Я нашелся не сразу, но потом все-таки выдавил:
- Да нет, почему? Твой латинский все тот же.
Он снова усмехнулся.
- Нет, будучи мертвым языком, он подходит мне все больше и больше. Но
не спеши! Пожалуйста, немного терпения! Там, куда я отправляюсь, наверное,
говорят на еще более совершенном наречии. Ты бы хотел получить весточку на
том языке?
Улыбка сбежала с его лица, и, когда он договорил, его взгляд,
направленный прямо на меня, выражал такую серьезность, что мне стало не по
себе. Однако я не собирался поддаваться его настроению и показывать, как
сильно подействовали на меня его слова о близкой смерти.

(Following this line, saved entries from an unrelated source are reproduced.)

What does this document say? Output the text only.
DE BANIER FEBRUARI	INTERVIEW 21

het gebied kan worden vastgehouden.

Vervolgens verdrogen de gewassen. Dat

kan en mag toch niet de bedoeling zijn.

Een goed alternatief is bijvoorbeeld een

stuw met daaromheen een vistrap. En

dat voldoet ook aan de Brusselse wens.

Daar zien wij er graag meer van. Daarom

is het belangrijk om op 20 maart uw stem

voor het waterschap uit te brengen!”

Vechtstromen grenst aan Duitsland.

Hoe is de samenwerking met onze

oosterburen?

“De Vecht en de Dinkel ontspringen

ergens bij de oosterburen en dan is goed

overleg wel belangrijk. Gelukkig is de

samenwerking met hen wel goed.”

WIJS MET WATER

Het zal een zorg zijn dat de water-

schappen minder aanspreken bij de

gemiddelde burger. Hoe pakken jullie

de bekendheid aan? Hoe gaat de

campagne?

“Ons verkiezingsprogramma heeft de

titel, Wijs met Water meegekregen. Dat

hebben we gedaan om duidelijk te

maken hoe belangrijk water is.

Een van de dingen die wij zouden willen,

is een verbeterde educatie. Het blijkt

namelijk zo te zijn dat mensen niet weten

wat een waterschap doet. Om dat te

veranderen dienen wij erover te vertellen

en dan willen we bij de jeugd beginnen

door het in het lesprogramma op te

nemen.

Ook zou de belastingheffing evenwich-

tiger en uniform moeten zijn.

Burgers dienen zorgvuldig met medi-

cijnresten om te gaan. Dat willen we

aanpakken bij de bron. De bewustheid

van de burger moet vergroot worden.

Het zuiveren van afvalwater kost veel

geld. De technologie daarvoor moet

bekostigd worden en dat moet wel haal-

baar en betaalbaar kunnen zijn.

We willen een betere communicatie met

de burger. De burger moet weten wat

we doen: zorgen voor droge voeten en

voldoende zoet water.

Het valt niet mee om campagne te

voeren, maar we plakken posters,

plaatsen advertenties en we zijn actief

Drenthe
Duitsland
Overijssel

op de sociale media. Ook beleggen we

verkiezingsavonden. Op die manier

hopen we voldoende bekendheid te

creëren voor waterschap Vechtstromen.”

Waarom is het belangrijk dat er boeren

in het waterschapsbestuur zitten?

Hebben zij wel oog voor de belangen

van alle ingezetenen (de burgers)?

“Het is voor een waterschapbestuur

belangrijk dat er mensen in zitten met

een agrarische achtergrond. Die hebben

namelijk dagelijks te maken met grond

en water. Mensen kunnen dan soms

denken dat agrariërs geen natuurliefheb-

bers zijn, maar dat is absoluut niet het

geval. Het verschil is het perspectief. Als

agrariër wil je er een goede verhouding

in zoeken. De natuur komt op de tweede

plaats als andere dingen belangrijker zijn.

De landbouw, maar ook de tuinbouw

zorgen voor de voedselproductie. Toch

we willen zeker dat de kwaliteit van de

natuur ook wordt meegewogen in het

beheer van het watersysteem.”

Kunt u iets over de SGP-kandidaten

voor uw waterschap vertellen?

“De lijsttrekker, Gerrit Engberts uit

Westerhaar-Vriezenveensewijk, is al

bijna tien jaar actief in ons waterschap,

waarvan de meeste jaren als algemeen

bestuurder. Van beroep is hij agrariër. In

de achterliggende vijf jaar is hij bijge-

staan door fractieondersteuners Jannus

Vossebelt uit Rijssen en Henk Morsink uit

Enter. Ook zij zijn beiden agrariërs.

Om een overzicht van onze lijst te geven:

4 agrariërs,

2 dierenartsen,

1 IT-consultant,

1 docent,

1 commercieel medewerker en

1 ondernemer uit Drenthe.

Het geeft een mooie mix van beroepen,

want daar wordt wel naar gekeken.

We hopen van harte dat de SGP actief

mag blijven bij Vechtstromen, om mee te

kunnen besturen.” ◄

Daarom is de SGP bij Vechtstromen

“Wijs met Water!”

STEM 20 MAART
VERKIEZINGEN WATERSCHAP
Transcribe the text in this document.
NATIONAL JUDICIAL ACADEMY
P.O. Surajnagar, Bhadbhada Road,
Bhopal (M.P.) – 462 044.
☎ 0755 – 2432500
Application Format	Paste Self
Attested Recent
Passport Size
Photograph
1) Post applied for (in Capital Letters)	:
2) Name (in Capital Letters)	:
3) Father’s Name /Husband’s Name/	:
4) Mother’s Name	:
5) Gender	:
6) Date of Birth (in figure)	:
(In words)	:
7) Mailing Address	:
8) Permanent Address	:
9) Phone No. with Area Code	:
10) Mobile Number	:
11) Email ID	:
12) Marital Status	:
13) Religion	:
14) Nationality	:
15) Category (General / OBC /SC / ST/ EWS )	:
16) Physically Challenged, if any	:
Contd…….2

---------------------------
(1) Я не тот, что был (лат.).

- Полагаю, - сказал я, - человеческий язык не скоро еще перестанет
служить нашим нуждам; ну а потом в этой службе не будет нужды.
Он ничего не ответил, и я тоже умолк, не зная, как вывести беседу из
тупика, в который она зашла. Вдруг, когда буря за окном ненадолго
успокоилась, в мертвой тишине, показавшейся мне зловещей после недавнего
дикого воя, раздалось негромкое постукивание в стену за спинкой моего стула.
В дверь обычно стучат не так. Больше всего это было похоже на условный знак,
подтверждение чьего-то присутствия в комнате за стеной. Наверное, почти у
каждого из нас есть опыт подобного общения, хотя мы и не слишком любим о нем
распространяться. Я взглянул на Демпьера, возможно, немного озадаченно, но
он этого явно не заметил. Забыв обо всем на свете, он смотрел на стену с
выражением, которое я затрудняюсь определить, хотя память о нем жива во мне
и поныне. Положение становилось неловким. Я поднялся, чтобы откланяться.
Вдруг он как будто очнулся.
- Прошу тебя, сядь, - пробормотал он, - это просто... там никого нет.
Но постукивание повторилось с той же мягкой настойчивостью, что и
прежде.
- Прости, - сказал я, - уже поздно. Я зайду завтра, договорились?
Он улыбнулся несколько машинально, как мне показалось.
- Весьма деликатно с твоей стороны, только все это ни к чему. Поверь, в
башне нет других комнат. Там никого нет. По крайней мере...
Не договорив, он встал и распахнул окно, единственное окно в стене,
откуда, казалось, и доносилось постукивание.
- Смотри.
Не вполне понимая, как следует поступить, я подошел к окну и выглянул.
Хотя дождь опять лил, как из ведра, в свете стоящего неподалеку фонаря было
довольно отчетливо видно, что там действительно "никого нет". Никого и
ничего, только гладкая стена башни.
Демпьер закрыл окно и, указав мне на стул, уселся на прежнее место.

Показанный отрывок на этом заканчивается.